Well, like I said, I have lots of "stuff." Gay and I used to keep scrapbooks of movie star pictures. Found them again. Then my paper dolls and "Tilly the Toiler" from the Plain Dealer in the 1950s. I will have a great sale in December. I looked at every item in my stuff. I kept some and let some go to the sale. Sometimes it made me sad but I had to do it since I am downsizing.

My dad saved everything, not just the family stuff. I found great treasures. How many of you still have an Indians program from the 1948 World Series? The game Gene Bearden pitched, Dad scored it. A 1920 newspaper that has the headline “Ray Chapman Is Dead” and the program from the last full game Ray Chapman played in, which Dad scored, the day before Chapman was hit in the head by a baseball and died 12 hours later.

The 1954 program from the Cleveland Browns Championship game against Detroit. Wooden tennis rackets and golf clubs.
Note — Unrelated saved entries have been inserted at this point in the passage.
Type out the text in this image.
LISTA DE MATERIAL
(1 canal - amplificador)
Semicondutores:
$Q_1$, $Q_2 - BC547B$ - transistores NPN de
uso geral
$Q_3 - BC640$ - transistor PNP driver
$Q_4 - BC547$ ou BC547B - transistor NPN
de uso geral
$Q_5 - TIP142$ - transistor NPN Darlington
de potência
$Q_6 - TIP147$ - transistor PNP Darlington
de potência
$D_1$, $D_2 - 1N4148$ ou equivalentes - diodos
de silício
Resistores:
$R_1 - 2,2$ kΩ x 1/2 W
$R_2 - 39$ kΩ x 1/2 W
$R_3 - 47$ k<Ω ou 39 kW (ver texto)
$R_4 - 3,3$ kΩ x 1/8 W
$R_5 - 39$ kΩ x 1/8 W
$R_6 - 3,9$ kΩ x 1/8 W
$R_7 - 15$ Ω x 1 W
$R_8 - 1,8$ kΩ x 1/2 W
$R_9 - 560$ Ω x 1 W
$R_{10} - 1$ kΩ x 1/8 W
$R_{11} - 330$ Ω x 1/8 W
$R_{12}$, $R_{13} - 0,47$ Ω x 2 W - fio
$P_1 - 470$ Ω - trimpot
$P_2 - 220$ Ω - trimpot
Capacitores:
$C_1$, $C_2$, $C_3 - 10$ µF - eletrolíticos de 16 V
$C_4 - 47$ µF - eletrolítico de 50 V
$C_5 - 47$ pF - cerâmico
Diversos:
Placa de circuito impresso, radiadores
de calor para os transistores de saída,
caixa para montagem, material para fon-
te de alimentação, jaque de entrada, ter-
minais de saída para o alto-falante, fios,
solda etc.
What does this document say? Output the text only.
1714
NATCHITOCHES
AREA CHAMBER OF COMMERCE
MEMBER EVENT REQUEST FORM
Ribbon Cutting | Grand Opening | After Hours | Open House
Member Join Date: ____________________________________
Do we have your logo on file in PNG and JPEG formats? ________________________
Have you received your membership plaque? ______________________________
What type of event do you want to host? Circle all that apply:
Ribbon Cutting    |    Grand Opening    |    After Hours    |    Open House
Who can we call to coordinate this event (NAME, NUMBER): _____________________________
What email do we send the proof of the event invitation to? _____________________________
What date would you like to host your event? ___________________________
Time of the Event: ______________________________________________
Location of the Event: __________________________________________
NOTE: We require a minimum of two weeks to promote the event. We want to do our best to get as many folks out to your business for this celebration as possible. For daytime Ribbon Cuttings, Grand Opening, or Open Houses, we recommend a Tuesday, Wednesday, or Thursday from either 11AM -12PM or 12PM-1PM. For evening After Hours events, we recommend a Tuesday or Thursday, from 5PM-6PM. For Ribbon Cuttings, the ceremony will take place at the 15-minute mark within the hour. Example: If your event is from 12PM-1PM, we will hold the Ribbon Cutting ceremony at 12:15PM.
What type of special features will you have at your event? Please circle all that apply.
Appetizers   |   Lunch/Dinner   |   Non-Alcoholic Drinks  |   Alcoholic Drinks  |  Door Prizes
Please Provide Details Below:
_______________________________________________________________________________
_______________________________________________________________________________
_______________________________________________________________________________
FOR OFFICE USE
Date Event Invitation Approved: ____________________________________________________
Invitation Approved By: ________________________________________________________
Who knew what a Niblet was? The football my Dad used when he played for the East Tech High School football team in 1917. Newspapers and Life magazines that feature John Glenn circling the moon and Neil Armstrong landing on the moon. Ohio State football programs from 1920s. A schedule for the Cleveland Barons in the 1950s. Tons of sheet music and Photoplays and Modern Screens. The Bay High Rockets programs from the 1950s and an invitation to the Lakewood Country Club for a dinner of celebration after the 1954 football team won the championship.

What to do with all my family pictures? I shredded some, so they wouldn’t be flying around a landfill somewhere. I kept some. So I am very busy. If I miss a week you all will know why. This was one of the hardest things I've ever done in my life.

I’ve found three more "Snippet" column stories in the new "stuff" I’ve found.